What is the significance of Central Bank Digital Currencies?

“To protect fiat currency from crypto assets and safeguard monetary sovereignty, it is necessary for central banks to digitize bank notes through new technologies,” Fan Yifei, deputy governor of the People’s Bank of China (PBOC) 6th October 2020.

China recently finished testing their Central Bank Digital Currency and they’re set for its final release.

Central Bank Digital Currencies (CBDCs) are one of the most interesting long term developments in the world of Bitcoin and the global leader in the field is definitely China. Its Digital Currency Research Institute was established as far back as 2014.

The development of CBDCs is interesting because of what the above quote by the deputy director of the PBOC reveals. Bitcoin was designed to improve upon (and thus likely disrupt and replace) state issued fiat currencies. Of course, central banks like the PBOC realize this.

“The root problem with conventional currency is all the trust that’s required to make it work. The central bank must be trusted not to debase the currency, but the history of fiat currencies is full of breaches of that trust.” – Satoshi Nakamoto, Creator of Bitcoin, 11th February 2009.

Now, in response to Bitcoin, China isn’t the only country working on a CBDC. The tiny island nation of the Bahamas will likely become the world’s first country to issue a CBDC when the ‘sand dollar’ goes live later this month. But all the big players are in on it. Governments in the USA, European Union, the United Kingdom, South Korea, Japan, Brazil (the list goes on and on) are all seriously considering a CBDC of their own.

And while some of them are trying to sell the idea of a CBDC based off of the supposed benefits, the real reason any national government would want to create a CBDC is because of the threat posed by Bitcoin to their monopolistic control of currency issuance.

The only thing standing in the way of Bitcoin adoption, at the expense of national fiat currencies, is a widespread basic understanding of how Bitcoin works. Bitcoin’s supply is limited and its control is decentralized. And because it does not depend on any central authority, no government can inflate the money supply to devalue their debt obligations, while destroying your savings in the process. With a basic understanding holding Bitcoin as a form of money makes infinitely more sense than holding government issued fiat currency because with Bitcoin there is no need to trust anyone not to destroy the value of your money.

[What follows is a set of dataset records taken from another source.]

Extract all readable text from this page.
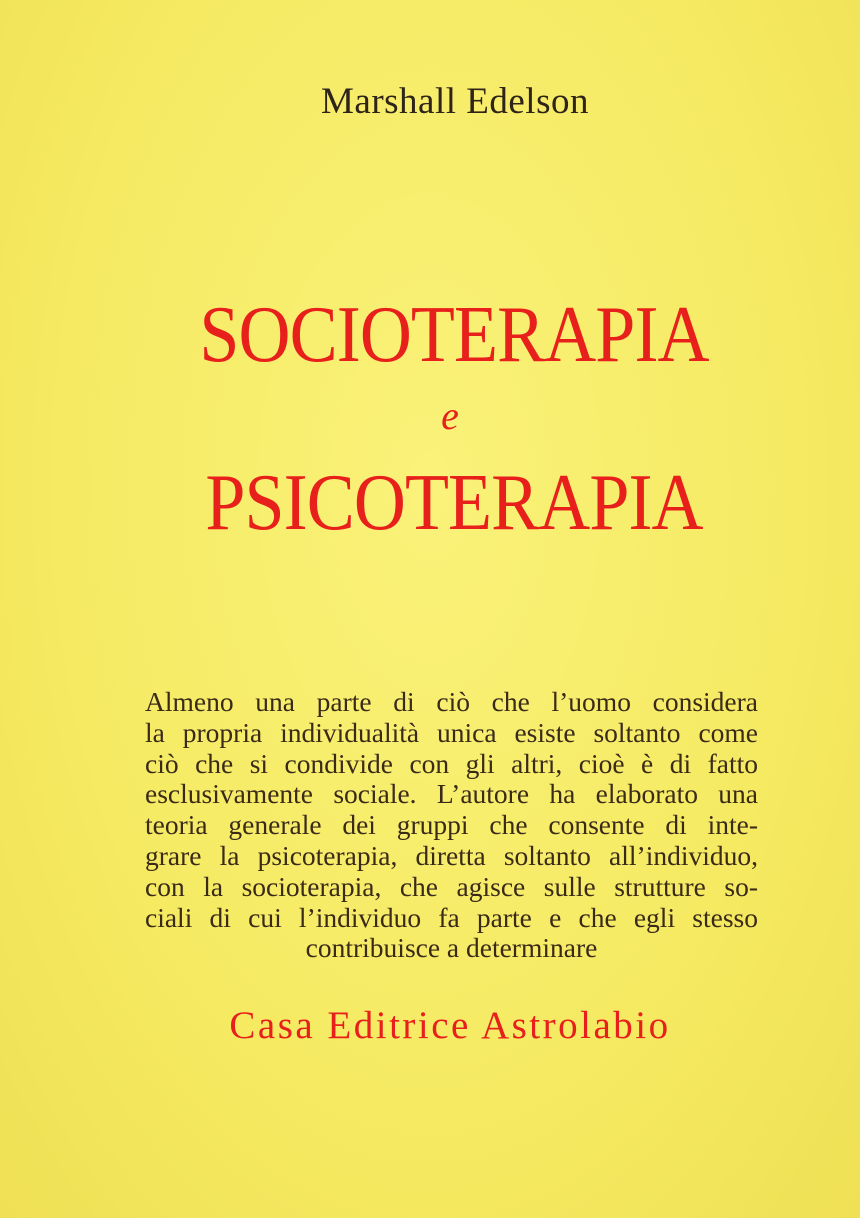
Marshall Edelson
SOCIOTERAPIA
e
PSICOTERAPIA
Almeno una parte di ciò che l’uomo considera
la propria individualità unica esiste soltanto come
ciò che si condivide con gli altri, cioè è di fatto
esclusivamente sociale. L’autore ha elaborato una
teoria generale dei gruppi che consente di inte-
grare la psicoterapia, diretta soltanto all’individuo,
con la socioterapia, che agisce sulle strutture so-
ciali di cui l’individuo fa parte e che egli stesso
contribuisce a determinare
Casa Editrice Astrolabio
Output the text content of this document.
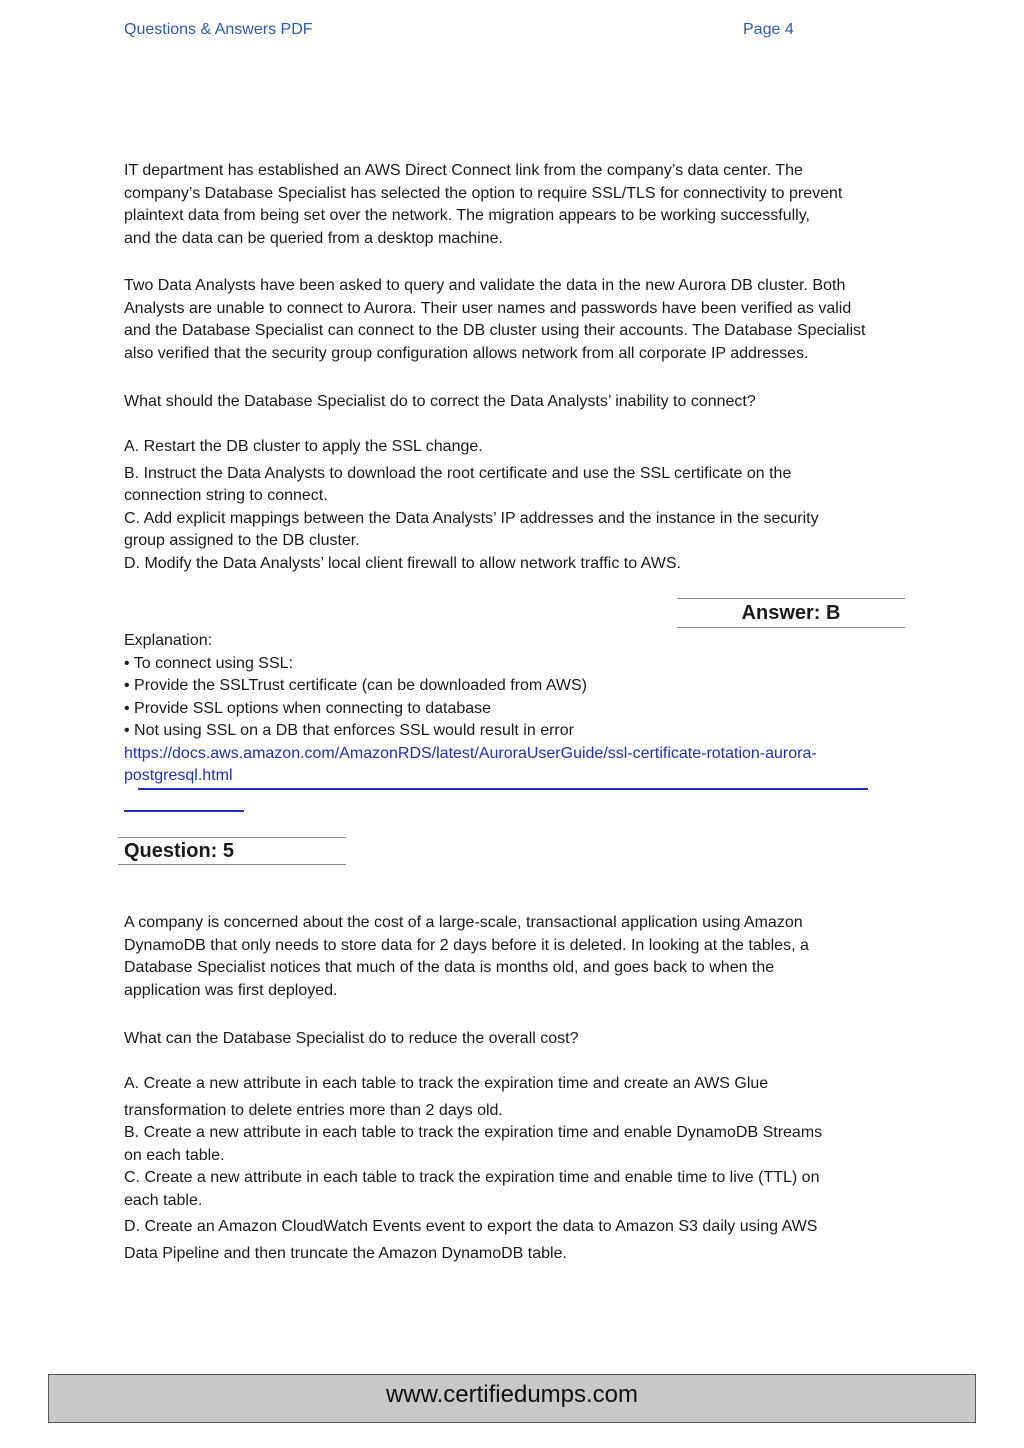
Questions & Answers PDF	Page 4

IT department has established an AWS Direct Connect link from the company’s data center. The

company’s Database Specialist has selected the option to require SSL/TLS for connectivity to prevent

plaintext data from being set over the network. The migration appears to be working successfully,

and the data can be queried from a desktop machine.

Two Data Analysts have been asked to query and validate the data in the new Aurora DB cluster. Both

Analysts are unable to connect to Aurora. Their user names and passwords have been verified as valid

and the Database Specialist can connect to the DB cluster using their accounts. The Database Specialist

also verified that the security group configuration allows network from all corporate IP addresses.

What should the Database Specialist do to correct the Data Analysts’ inability to connect?

A. Restart the DB cluster to apply the SSL change.

B. Instruct the Data Analysts to download the root certificate and use the SSL certificate on the

connection string to connect.

C. Add explicit mappings between the Data Analysts’ IP addresses and the instance in the security

group assigned to the DB cluster.

D. Modify the Data Analysts’ local client firewall to allow network traffic to AWS.

Answer: B

Explanation:

• To connect using SSL:

• Provide the SSLTrust certificate (can be downloaded from AWS)

• Provide SSL options when connecting to database

• Not using SSL on a DB that enforces SSL would result in error

https://docs.aws.amazon.com/AmazonRDS/latest/AuroraUserGuide/ssl-certificate-rotation-aurora-

postgresql.html

Question: 5

A company is concerned about the cost of a large-scale, transactional application using Amazon

DynamoDB that only needs to store data for 2 days before it is deleted. In looking at the tables, a

Database Specialist notices that much of the data is months old, and goes back to when the

application was first deployed.

What can the Database Specialist do to reduce the overall cost?

A. Create a new attribute in each table to track the expiration time and create an AWS Glue

transformation to delete entries more than 2 days old.

B. Create a new attribute in each table to track the expiration time and enable DynamoDB Streams

on each table.

C. Create a new attribute in each table to track the expiration time and enable time to live (TTL) on

each table.

D. Create an Amazon CloudWatch Events event to export the data to Amazon S3 daily using AWS

Data Pipeline and then truncate the Amazon DynamoDB table.

www.certifiedumps.com
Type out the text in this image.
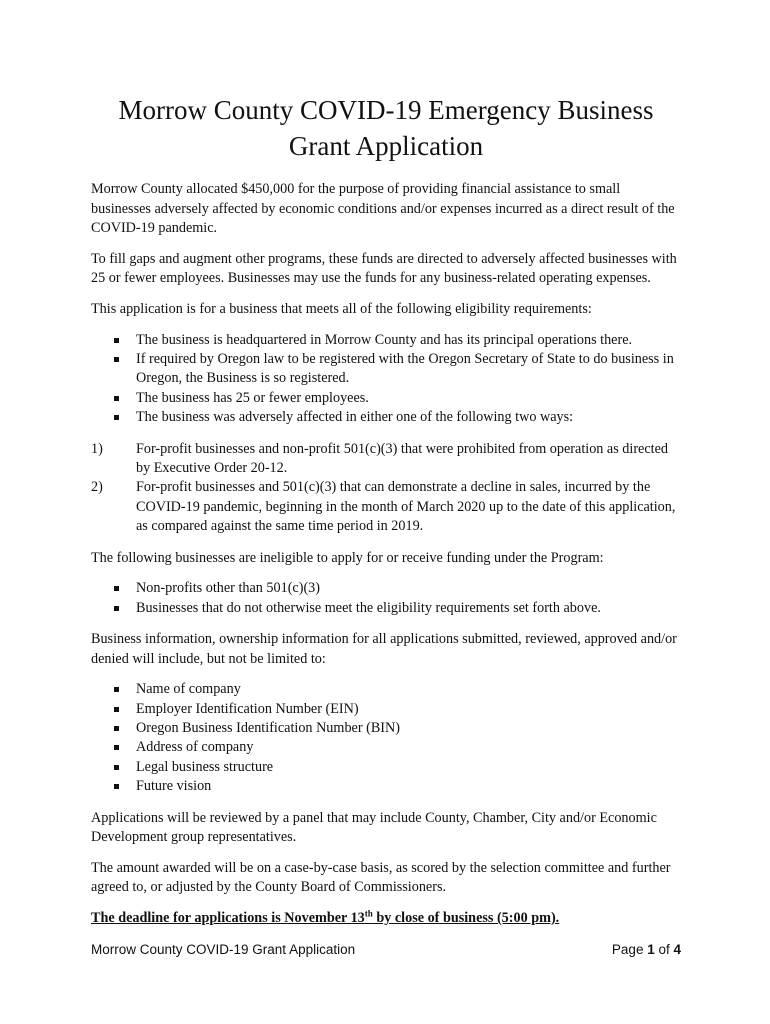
Morrow County COVID-19 Emergency Business
Grant Application

Morrow County allocated $450,000 for the purpose of providing financial assistance to small businesses adversely affected by economic conditions and/or expenses incurred as a direct result of the COVID-19 pandemic.

To fill gaps and augment other programs, these funds are directed to adversely affected businesses with 25 or fewer employees. Businesses may use the funds for any business-related operating expenses.

This application is for a business that meets all of the following eligibility requirements:

The business is headquartered in Morrow County and has its principal operations there.
If required by Oregon law to be registered with the Oregon Secretary of State to do business in Oregon, the Business is so registered.
The business has 25 or fewer employees.
The business was adversely affected in either one of the following two ways:
1) For-profit businesses and non-profit 501(c)(3) that were prohibited from operation as directed by Executive Order 20-12.
2) For-profit businesses and 501(c)(3) that can demonstrate a decline in sales, incurred by the COVID-19 pandemic, beginning in the month of March 2020 up to the date of this application, as compared against the same time period in 2019.

The following businesses are ineligible to apply for or receive funding under the Program:

Non-profits other than 501(c)(3)
Businesses that do not otherwise meet the eligibility requirements set forth above.

Business information, ownership information for all applications submitted, reviewed, approved and/or denied will include, but not be limited to:

Name of company
Employer Identification Number (EIN)
Oregon Business Identification Number (BIN)
Address of company
Legal business structure
Future vision

Applications will be reviewed by a panel that may include County, Chamber, City and/or Economic Development group representatives.

The amount awarded will be on a case-by-case basis, as scored by the selection committee and further agreed to, or adjusted by the County Board of Commissioners.

The deadline for applications is November 13th by close of business (5:00 pm).

Morrow County COVID-19 Grant Application	Page 1 of 4
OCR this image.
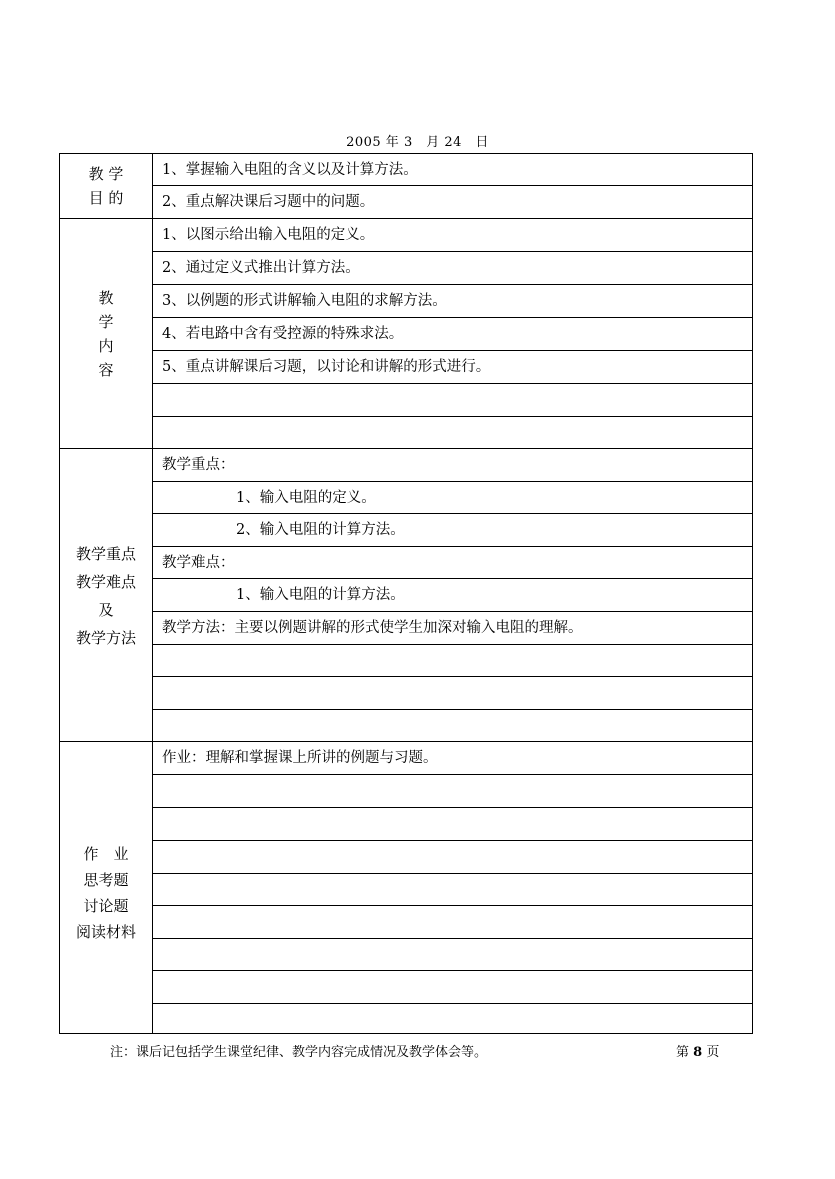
2005 年 3　月 24　日
教 学
目 的
1、掌握输入电阻的含义以及计算方法。
2、重点解决课后习题中的问题。
教
学
内
容
1、以图示给出输入电阻的定义。
2、通过定义式推出计算方法。
3、以例题的形式讲解输入电阻的求解方法。
4、若电路中含有受控源的特殊求法。
5、重点讲解课后习题，以讨论和讲解的形式进行。
教学重点
教学难点
及
教学方法
教学重点：
1、输入电阻的定义。
2、输入电阻的计算方法。
教学难点：
1、输入电阻的计算方法。
教学方法：主要以例题讲解的形式使学生加深对输入电阻的理解。
作　业
思考题
讨论题
阅读材料
作业：理解和掌握课上所讲的例题与习题。
注：课后记包括学生课堂纪律、教学内容完成情况及教学体会等。	第 8 页
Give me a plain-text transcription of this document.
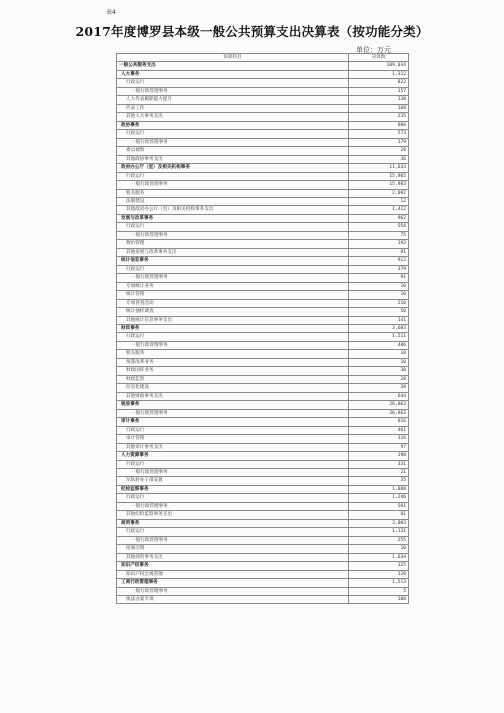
表4
2017年度博罗县本级一般公共预算支出决算表（按功能分类）
单位：万元
预算科目	决算数
一般公共服务支出	109,034
人大事务	1,312
行政运行	822
一般行政管理事务	157
人大代表履职能力提升	130
代表工作	168
其他人大事务支出	235
政协事务	806
行政运行	573
一般行政管理事务	179
委员视察	28
其他政协事务支出	36
政府办公厅（室）及相关机构事务	11,633
行政运行	15,965
一般行政管理事务	15,983
机关服务	2,092
法制建设	12
其他政府办公厅（室）及相关机构事务支出	1,422
发展与改革事务	962
行政运行	554
一般行政管理事务	75
物价管理	192
其他发展与改革事务支出	81
统计信息事务	912
行政运行	379
一般行政管理事务	91
专项统计业务	10
统计管理	10
专项普查活动	210
统计抽样调查	50
其他统计信息事务支出	141
财政事务	3,683
行政运行	1,511
一般行政管理事务	486
机关服务	10
预算改革业务	10
财政国库业务	30
财政监察	28
信息化建设	38
其他财政事务支出	644
税收事务	26,863
一般行政管理事务	26,863
审计事务	816
行政运行	461
审计管理	316
其他审计事务支出	97
人力资源事务	390
行政运行	331
一般行政管理事务	21
军队转业干部安置	35
纪检监察事务	1,888
行政运行	1,246
一般行政管理事务	561
其他纪检监察事务支出	81
商贸事务	3,003
行政运行	1,131
一般行政管理事务	255
招商引资	10
其他商贸事务支出	1,634
知识产权事务	125
知识产权宏观管理	120
工商行政管理事务	1,513
一般行政管理事务	5
执法办案专项	100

While the Chinese are not alone in their efforts to develop a CBDC, they are by far the most pragmatic about it. The opening quote states their reasoning in no uncertain terms. Because the Chinese government actually took concrete steps to severely limit Bitcoin’s use, if not outright banning it.

Since 2013 banks and other financial institutions in China have been banned from providing any services to anyone using Bitcoin. Meaning there are no legal means of converting Bitcoin into the Chinese Yuan within China. And yet Bitcoin persisted as China still accounts for the majority of the world’s Bitcoin mining power.

The Chinese Government thus realized early on what other governments have been slow to admit. Because Bitcoin cannot be stopped outright, the only way of possibly limiting its use is to design something that looks like it and smells like it, but which is in fact still controlled by the government’s central bank.

Enter the CBDC.

And while other governments are trying to sugarcoat it, the supposed benefits of CBDCs does not warrant the level of attention that it receives; it offers no major benefits over what modern banking already provides.

It begs the question: Will central banks succeed in convincing people to use CBDCs instead of Bitcoin?

I believe it’s a futile attempt and, by virtue of it being a last ditch effort, it is in fact a confirmation (by the world’s most powerful bankers no less) of the inevitability of the coming Bitcoin disruption.